Exercise 6.6.3

The first and the third step comes from the Spectral theorem and the fact that these matrices are self-adjoint or at least normal. So we only do the first two steps. Also, we denote the matrix $E_{\mathit{ij}}$ to be a matrix, with suitable size, whose $\mathit{ij}$-entry is $1$ and all other entries are zero. Finally, it’s remarkble that that the matrices $P$ and $D$ are different from the each questions.
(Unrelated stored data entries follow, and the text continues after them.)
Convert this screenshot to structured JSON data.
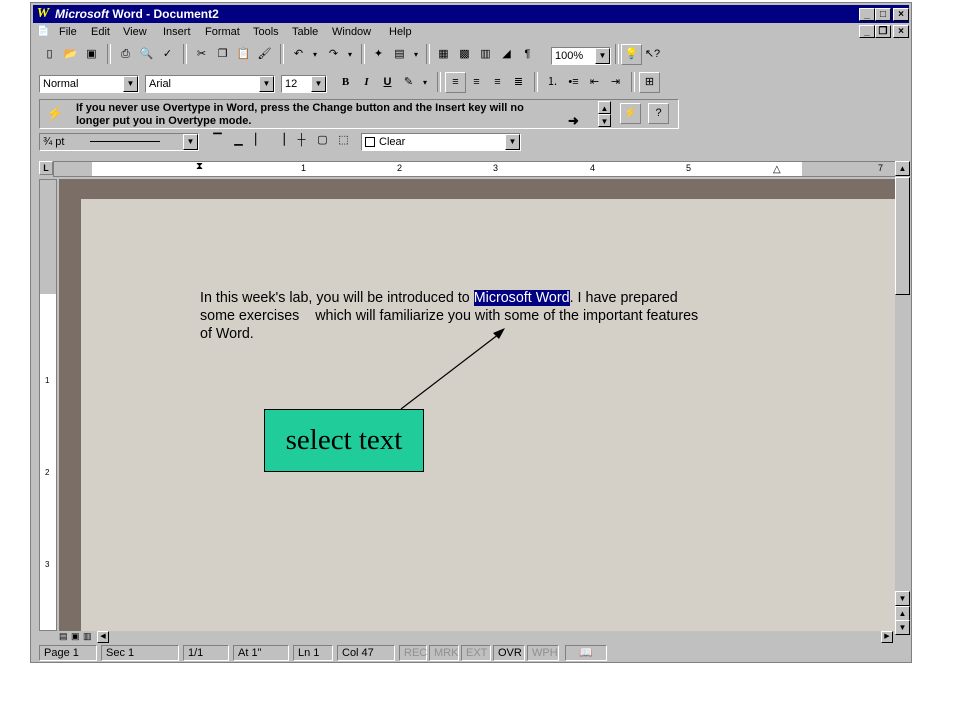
{
  "window": {
    "title": "Microsoft Word - Document2",
    "title_brand": "Microsoft",
    "title_rest": "Word - Document2",
    "app_icon": "W",
    "controls": [
      "_",
      "□",
      "×"
    ],
    "doc_controls": [
      "_",
      "❐",
      "×"
    ]
  },
  "menu": {
    "items": [
      "File",
      "Edit",
      "View",
      "Insert",
      "Format",
      "Tools",
      "Table",
      "Window",
      "Help"
    ]
  },
  "standard_toolbar": {
    "zoom": "100%"
  },
  "formatting_toolbar": {
    "style": "Normal",
    "font": "Arial",
    "size": "12",
    "bold": "B",
    "italic": "I",
    "underline": "U"
  },
  "tip": {
    "text_line1": "If you never use Overtype in Word, press the Change button and the Insert key will no",
    "text_line2": "longer put you in Overtype mode."
  },
  "borders_toolbar": {
    "line_width": "¾ pt",
    "shading": "Clear"
  },
  "ruler": {
    "numbers": [
      "1",
      "2",
      "3",
      "4",
      "5",
      "7"
    ]
  },
  "document": {
    "text_before": "In this week's lab, you will be introduced to ",
    "selected": "Microsoft Word",
    "text_after": ". I have prepared",
    "line2": "some exercises    which will familiarize you with some of the important features",
    "line3": "of Word."
  },
  "annotation": {
    "label": "select text",
    "color": "#1fcc9a"
  },
  "statusbar": {
    "page": "Page 1",
    "sec": "Sec 1",
    "pages": "1/1",
    "at": "At 1\"",
    "ln": "Ln 1",
    "col": "Col 47",
    "rec": "REC",
    "mrk": "MRK",
    "ext": "EXT",
    "ovr": "OVR",
    "wph": "WPH"
  },
  "colors": {
    "titlebar": "#000080",
    "chrome": "#c0c0c0",
    "selection": "#000080"
  }
}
They are defined in Exercise 6.5.2.

1.

Let $A_3=P^{\text{∗}}{E}_{11}P$ and $A_{-1}=P^{\text{∗}}{E}_{22}P$. Then we have $T_3=L_{A_3}$, $T_{-1}=L_{A_{-1}}$ and

$$L_A=3T_3-1T_{-1}.$$

2.

Let $A_i=P^{\text{∗}}{E}_{11}P$ and $A_i=P^{\text{∗}}{E}_{22}P$. Then we have $T_{-i}=L_{A_{-i}}$, $T_i=L_{A_i}$ and

$$L_A=-i{T}_{-i}+i{T}_i.$$

3.

Let $A_8=P^{\text{∗}}{E}_{11}P$ and $A_{-1}=P^{\text{∗}}{E}_{22}P$. Then we have $T_8=L_{A_8}$, $T_{-1}=L_{A_{-1}}$ and

$$L_A=8T_8-1T_{-1}.$$

4.

Let $A_4=P^{\text{∗}}{E}_{11}P$ and $A_{-2}=P^{\text{∗}}(E_{22}+E_{33})P$. Then we have $T_4=L_{A_4}$, $T_{-2}=L_{A_{-2}}$ and

$$L_A=4T_4-2T_{-2}.$$

5.

Let $A_4=P^{\text{∗}}{E}_{11}P$ and $A_1=P^{\text{∗}}(E_{22}+E_{33})P$. Then we have $T_4=L_{A_4}$, $T_1=L_{A_1}$ and

$$L_A=4T_4+1T_1.$$